Artist Residency: Strengthening the Creative Economy
Change Labs’ new Artist Residency Program is actually an evolution of the Change Labs has been engaging local artists for the past three to four years.
“We hired Native artists to work with the entrepreneurs in our business incubator. They would help us design marketing materials, such as a logo, a business card or signage. For us, it was a great way to take all of our talent as Native artists and channel that talent toward creating and supporting small businesses,” Fleming said.
Now the Artist in Residency program creates a more permanent role to support that vision and goal.
“The artist resident will work with the business incubates. He or she will help them create marketing materials and support their artistic vision. And he or she will also be commissioned by Change Labs to create one public artwork — that’s defined broadly. It could be a sculpture, it could be a mural, it could be a comic book, who knows. One public artwork that illustrates the intersection of Navajo culture and entrepreneurship. Our goal there is really just to instill more pride in our Native identity as entrepreneurs.”

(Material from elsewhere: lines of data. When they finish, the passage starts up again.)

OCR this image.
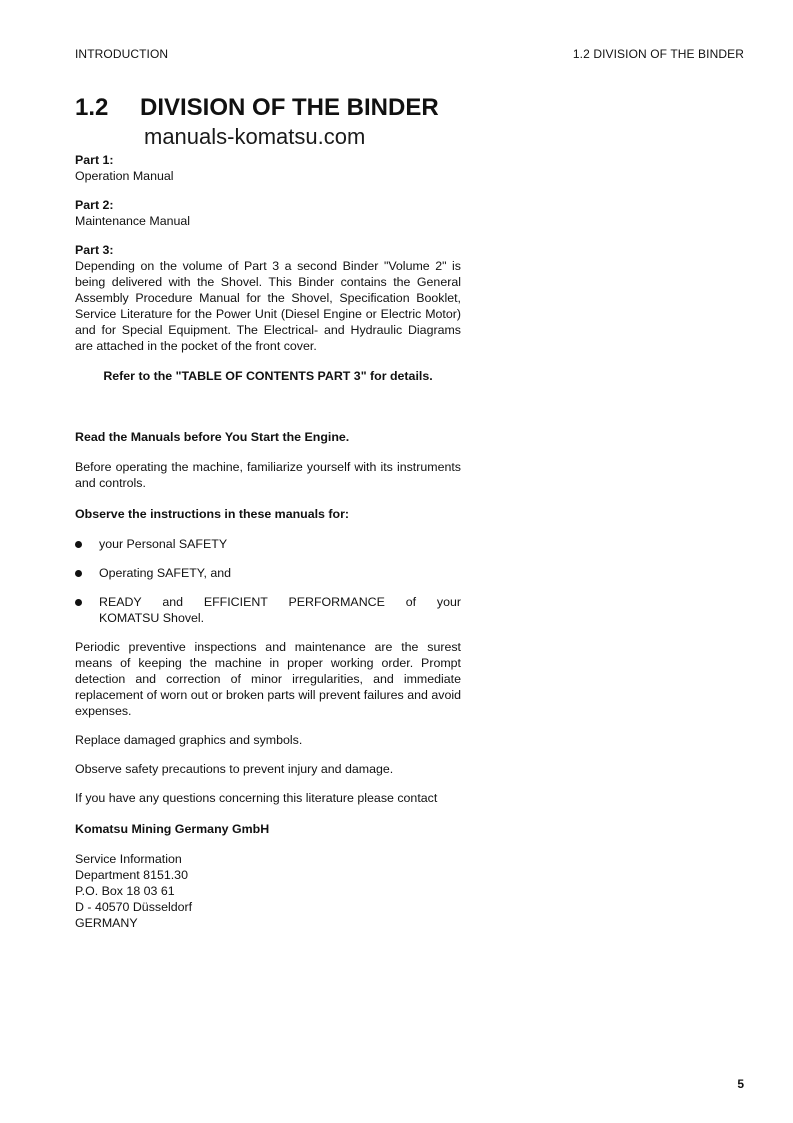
INTRODUCTION	1.2 DIVISION OF THE BINDER
1.2 DIVISION OF THE BINDER
manuals-komatsu.com

Part 1:

Operation Manual

Part 2:

Maintenance Manual

Part 3:

Depending on the volume of Part 3 a second Binder "Volume 2" is being delivered with the Shovel. This Binder contains the General Assembly Procedure Manual for the Shovel, Specification Booklet, Service Literature for the Power Unit (Diesel Engine or Electric Motor) and for Special Equipment. The Electrical- and Hydraulic Diagrams are attached in the pocket of the front cover.

Refer to the "TABLE OF CONTENTS PART 3" for details.

Read the Manuals before You Start the Engine.

Before operating the machine, familiarize yourself with its instruments and controls.

Observe the instructions in these manuals for:

your Personal SAFETY
Operating SAFETY, and
READY and EFFICIENT PERFORMANCE of your
KOMATSU Shovel.

Periodic preventive inspections and maintenance are the surest means of keeping the machine in proper working order. Prompt detection and correction of minor irregularities, and immediate replacement of worn out or broken parts will prevent failures and avoid expenses.

Replace damaged graphics and symbols.

Observe safety precautions to prevent injury and damage.

If you have any questions concerning this literature please contact

Komatsu Mining Germany GmbH

Service Information

Department 8151.30

P.O. Box 18 03 61

D - 40570 Düsseldorf

GERMANY

5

“Doing Business on Navajo” Business Analysis: Providing Evidence for Decision Making
Over the course of five years of operating on the Navajo Nation, Change Labs realized the severe lack of data that exists to quantify entrepreneurship. When presenting to the Tribal Council last fall, they struggled to underscore — with hard data — the economic benefit of small businesses on Tribal land and the importance of small businesses in creating a balanced economic strategy.
“Without real numbers, I feel like some Tribal Council members don’t even believe that there are small businesses that need to be supported on Navajo,” or there is a misnomer that small businesses don’t really exist across the Navajo Nation, which is “so not true,” Fleming stresses. She added that the regulatory environment on Navajo is not optimized or ideal.
The annual report “Doing Business on Navajo” will utilize established indicators by the World Bank that will help create a baseline for the Navajo Nation.
“I pulled up the World Bank data, and by my estimates, the Navajo Nation is a worse place to do business than Haiti or Venezuela. We’re pretty much at the bottom of the list. I hope that just knowing that triggers a response in our leadership. We’re worse than some of the most devastating places in the world in terms of doing business,” Fleming said.
The former iteration of Change Labs collected informal data on more than 500 Navajo small businesses — from individuals selling at the flea market to home businesses. “Regardless, it’s business transactions that they make regularly under some business name,” Fleming said.
To Fleming’s knowledge, that’s more than anybody else has done in terms of trying to quantify how many business on Navajo rely on those sources of income for their livelihood.
“The more we can collect that data, the more we can demonstrate that, yes, there is a prominent community of small businesses on Navajo, and they get no support from the Tribal government. I hope that leads to some strategic things our government can do to support those 500-plus businesses,” Fleming said.
Fleming added that she’s hopeful, with the pending closure of the Navajo Generating Station, that it will trigger a governmental action plan for this year and next year that supports small businesses. “Not to say that small businesses contain a solution for all of them. But I’m guessing that several of them already have small businesses that they run on the side, and if this new administration can do anything to help those families — whether it be through training or creating financing mechanisms or helping them access services like Change Labs to grow those businesses, to formalize those businesses — then I think that’s going to be a plus,” she said.